Hackle's blog
between the abstractions we want and the abstractions we get.

Parsing with Parsec: or, optional, retry and back-tracking

"Advent Of Code" is a lot of fun! To me, in no small part it's due to parsing, particularly when combining a few list functions doesn't cut it.

Of course, this should be done with Parsec (or its comparable), not regular expressions, yikes.

Let's start with a simple example, the input for the day 4 challenge, "Camp Cleanup".

2-4,6-8
2-3,4-5
5-7,7-9
2-8,3-7
6-6,4-6
2-6,4-8

Sure, this would be done simply with something like bimap (splitOn '-') (splitOn '-') (splitOn ',' "2-4,6-8") barring any smarter concoctions that are destined to exist in abundance. Or, if we use Parsec.

type Range = (Int, Int)
type Parser a = Parsec String () a  -- and alias to save us some typing

int :: Parser Int
int = read @Int <$> many1 digit

around :: Parser a -> Parser b -> Parser (a, a)
around p sep = do
    r1 <- p
    sep
    r2 <- p
    return (r1, r2)

range :: Parser Range
range = int `around` (char '-')

rangePair :: Parser (Range, Range)
rangePair = range `around` (char ',')

pairs :: Parser [(Range, Range)]
pairs = rangePair `sepBy1` endOfLine

(There is small problem with rangePair `sepBy1` endOfLine that's not immediately obvious, read on!)
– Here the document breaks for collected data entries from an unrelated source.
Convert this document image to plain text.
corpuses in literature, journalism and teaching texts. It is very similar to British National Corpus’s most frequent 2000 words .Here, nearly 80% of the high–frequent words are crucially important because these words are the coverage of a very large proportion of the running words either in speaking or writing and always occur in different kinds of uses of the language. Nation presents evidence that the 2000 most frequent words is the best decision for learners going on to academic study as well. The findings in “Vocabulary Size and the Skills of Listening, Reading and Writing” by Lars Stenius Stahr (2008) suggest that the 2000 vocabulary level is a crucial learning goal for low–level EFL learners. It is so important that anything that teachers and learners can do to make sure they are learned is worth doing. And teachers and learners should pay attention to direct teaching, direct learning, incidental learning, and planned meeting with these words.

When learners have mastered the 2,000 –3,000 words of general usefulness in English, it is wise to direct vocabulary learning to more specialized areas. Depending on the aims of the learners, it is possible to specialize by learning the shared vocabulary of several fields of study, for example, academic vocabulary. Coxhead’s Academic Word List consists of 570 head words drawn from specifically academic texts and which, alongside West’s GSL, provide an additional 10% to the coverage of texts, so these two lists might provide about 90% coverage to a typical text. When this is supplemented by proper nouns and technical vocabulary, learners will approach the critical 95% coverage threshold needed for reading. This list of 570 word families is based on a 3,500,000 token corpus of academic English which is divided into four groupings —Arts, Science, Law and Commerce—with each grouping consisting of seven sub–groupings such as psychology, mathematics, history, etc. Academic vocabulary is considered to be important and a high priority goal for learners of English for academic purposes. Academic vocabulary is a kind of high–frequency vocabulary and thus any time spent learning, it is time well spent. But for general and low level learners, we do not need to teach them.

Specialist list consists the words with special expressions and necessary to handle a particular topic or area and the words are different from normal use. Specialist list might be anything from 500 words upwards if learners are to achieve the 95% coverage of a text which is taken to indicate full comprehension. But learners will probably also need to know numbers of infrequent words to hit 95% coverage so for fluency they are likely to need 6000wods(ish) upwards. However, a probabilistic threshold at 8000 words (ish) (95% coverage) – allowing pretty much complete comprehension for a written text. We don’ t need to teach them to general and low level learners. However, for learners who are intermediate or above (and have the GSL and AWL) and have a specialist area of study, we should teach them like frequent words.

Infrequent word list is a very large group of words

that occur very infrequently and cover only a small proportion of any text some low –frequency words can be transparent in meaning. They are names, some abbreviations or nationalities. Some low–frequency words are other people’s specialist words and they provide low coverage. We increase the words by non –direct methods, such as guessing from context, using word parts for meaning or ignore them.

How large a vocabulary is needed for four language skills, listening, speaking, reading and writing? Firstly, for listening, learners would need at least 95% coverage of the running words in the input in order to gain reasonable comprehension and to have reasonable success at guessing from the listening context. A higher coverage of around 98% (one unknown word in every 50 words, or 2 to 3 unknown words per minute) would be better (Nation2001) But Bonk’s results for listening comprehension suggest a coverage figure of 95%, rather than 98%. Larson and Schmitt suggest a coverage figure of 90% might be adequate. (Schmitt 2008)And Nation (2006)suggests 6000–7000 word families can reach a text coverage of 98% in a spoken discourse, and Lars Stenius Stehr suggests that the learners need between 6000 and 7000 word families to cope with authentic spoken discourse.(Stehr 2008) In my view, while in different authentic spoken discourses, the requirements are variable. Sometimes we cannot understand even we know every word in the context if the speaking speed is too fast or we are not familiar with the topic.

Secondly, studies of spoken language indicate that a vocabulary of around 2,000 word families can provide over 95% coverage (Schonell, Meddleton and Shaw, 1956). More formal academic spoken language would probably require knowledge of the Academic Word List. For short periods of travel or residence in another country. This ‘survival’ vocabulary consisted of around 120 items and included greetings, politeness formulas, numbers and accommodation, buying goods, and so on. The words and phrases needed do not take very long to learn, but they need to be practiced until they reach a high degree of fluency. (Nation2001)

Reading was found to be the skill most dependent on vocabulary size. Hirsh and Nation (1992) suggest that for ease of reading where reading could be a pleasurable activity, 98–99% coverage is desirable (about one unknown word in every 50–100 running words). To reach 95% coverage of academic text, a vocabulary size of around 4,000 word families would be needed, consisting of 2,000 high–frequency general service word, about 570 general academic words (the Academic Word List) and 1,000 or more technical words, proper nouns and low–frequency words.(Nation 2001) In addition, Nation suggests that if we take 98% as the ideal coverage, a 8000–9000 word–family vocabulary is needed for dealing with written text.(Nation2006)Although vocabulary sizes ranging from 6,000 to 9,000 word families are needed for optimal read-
A reasonable first response would be: this is a lot of code, even with the type annotation stripped away!

However, due to the compositional nature of parser combinators, one of the obvious advantages is how structured the code looks like: range = int `around` (char '-') leaves nothing to confusion. It's not hard to see such clarity can be vital in dealing with more complex input, such as the Day-7 challenge "No Space Left On Device"

$ cd /
$ ls
dir a
14848514 b.txt
8504156 c.dat
dir d
$ cd a
$ ls
dir e
29116 f
2557 g
62596 h.lst
$ cd e
$ ls
584 i
$ cd ..
$ cd ..
$ cd d
$ ls
4060174 j
8033020 d.log
5626152 d.ext
7214296 k

This really justifies the use of a proper parser library such as Parsec for its dreaded statefulness, which would be a handful for any (especially) smart regular expressions.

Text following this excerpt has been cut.